その隙にもう1頭がニクの横をすり抜けようとする。
その1頭にカナタがファイアボールを当てる。
ファイアボールを受けたヴァルチャードッグは、一瞬で消し炭になった。
どう見てもファイアボールの威力ではない。
その間にニクも盾の向こうのヴァルチャードッグを槍で仕留めていた。

「いけるぞ!」

 その後は同じパターンの繰り返しだった。
ファイアウォールの勢いは衰えず、カナタたちは正面の敵に専念すれば良いという簡単なお仕事と化していた。
カナタの魔法も強力だし、ニクの槍使いもまるで上級者のようだった。
そもそも肉ゴーレムの動きとは思えないほど動きが俊敏だ。

 ついにヴァルチャードッグの残りは4頭となっていた。
2頭が正面から突っ込んで来る。
また戦力を分散して同じ作業で仕留められる。
そう思った時、一際大きな身体のヴァルチャードッグが、もう一つの侵攻ルートである上から襲って来た。

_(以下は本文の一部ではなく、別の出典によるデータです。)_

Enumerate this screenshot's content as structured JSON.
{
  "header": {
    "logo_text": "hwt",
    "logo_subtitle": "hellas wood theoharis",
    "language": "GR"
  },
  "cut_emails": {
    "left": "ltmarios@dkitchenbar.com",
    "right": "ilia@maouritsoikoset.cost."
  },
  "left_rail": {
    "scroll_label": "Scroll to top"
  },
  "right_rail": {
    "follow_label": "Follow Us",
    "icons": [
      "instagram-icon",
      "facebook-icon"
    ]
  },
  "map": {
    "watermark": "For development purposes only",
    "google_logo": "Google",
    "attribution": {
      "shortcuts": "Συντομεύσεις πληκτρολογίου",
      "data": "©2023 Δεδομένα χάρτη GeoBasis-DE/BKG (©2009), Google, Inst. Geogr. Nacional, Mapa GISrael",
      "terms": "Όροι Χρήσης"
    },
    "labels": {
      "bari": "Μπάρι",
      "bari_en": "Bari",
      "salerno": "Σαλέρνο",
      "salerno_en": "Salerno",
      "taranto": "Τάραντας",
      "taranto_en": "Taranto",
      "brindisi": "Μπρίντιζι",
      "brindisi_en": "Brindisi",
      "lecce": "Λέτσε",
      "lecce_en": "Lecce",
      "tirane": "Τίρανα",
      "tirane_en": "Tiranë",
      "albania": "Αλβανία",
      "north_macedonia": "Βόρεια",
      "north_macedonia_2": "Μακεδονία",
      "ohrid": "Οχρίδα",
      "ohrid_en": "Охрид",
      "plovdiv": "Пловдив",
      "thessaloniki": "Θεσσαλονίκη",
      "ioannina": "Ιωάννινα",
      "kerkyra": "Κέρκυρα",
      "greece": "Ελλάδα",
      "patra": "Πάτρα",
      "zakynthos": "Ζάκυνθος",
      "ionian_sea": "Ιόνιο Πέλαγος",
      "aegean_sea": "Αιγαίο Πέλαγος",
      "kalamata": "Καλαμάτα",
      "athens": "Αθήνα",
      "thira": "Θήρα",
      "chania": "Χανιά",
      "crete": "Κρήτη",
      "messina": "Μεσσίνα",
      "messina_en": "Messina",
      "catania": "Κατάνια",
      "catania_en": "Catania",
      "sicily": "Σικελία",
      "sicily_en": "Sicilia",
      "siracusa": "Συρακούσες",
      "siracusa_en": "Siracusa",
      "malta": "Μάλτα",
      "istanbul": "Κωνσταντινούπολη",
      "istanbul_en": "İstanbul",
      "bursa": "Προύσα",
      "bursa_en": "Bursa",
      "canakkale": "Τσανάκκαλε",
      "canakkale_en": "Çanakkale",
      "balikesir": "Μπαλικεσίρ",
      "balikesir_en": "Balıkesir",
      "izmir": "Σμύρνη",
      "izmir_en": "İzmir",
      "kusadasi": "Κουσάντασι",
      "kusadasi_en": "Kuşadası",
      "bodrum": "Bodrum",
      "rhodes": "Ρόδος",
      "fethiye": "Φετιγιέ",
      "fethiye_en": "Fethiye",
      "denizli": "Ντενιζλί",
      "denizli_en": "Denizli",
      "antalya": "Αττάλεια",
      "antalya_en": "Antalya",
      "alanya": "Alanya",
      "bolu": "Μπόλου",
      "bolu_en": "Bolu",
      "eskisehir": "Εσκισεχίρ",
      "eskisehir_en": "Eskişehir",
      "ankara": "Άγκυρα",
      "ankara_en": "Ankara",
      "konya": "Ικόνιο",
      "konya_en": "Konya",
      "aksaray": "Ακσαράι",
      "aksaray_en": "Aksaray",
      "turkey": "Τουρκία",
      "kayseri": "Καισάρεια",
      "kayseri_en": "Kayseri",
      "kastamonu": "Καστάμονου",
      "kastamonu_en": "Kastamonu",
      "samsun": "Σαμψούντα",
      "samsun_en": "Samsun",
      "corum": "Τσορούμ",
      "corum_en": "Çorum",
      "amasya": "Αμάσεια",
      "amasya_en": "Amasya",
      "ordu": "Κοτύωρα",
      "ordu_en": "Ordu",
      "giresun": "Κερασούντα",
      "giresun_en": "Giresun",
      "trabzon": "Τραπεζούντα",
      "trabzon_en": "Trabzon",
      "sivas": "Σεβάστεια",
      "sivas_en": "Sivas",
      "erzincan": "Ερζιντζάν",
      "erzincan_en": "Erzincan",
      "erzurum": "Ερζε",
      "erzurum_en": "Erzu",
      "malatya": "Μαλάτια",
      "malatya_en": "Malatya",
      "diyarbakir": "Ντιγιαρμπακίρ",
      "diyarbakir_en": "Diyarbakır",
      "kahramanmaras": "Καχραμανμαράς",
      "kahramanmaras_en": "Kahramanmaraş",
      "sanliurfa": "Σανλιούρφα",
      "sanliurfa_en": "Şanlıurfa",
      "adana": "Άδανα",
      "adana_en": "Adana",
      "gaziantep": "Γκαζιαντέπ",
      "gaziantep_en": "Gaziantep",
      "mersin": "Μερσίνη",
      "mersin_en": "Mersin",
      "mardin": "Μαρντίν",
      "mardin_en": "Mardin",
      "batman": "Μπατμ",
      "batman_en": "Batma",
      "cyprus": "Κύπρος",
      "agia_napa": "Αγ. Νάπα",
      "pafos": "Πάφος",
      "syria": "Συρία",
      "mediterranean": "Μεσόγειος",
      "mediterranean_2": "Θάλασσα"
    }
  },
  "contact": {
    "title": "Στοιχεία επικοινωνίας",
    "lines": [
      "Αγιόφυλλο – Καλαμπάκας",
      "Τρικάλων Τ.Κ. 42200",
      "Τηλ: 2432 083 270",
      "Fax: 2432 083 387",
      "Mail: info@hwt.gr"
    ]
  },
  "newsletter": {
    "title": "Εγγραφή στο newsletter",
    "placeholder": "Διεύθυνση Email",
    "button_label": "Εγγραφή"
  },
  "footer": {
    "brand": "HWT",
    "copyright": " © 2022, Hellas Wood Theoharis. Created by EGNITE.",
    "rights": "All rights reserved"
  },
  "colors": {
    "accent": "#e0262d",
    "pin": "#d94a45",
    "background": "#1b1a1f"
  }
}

 その個体は三角飛びのよう木の幹を蹴り、カナタたちの上を取ったのだ。

「拙い!」

 カナタが叫ぶと同時にニクは盾を上に持ちあげ、カナタの身を庇った。
正面には2頭のヴァルチャードッグがいる。
その攻撃を防ぐべき盾をカナタの護りに使ったのだ。
ヴァルチャードッグに噛みつかれるニク。

「ニク!」

 カナタはファイアボールを同時発動してヴァルチャードッグを消し飛ばす。
カナタは自分がファイアボールを複数同時に発動できるとは気付いていなかったのだ。
咄嗟のことでやってみたら出来てしまった。
それなら最初からやっていれば、もっと簡単にヴァルチャードッグを倒せていただろう。
ニクも傷つかずに済んだはず。後の祭りだった。

 ヴァルチャードッグとの闘いは、カナタたちの勝利に終わった。
だが、ニクは倒れ、身体の下に血の池が広がっていた。
ニクは傷つき瀕死となっていたのだ。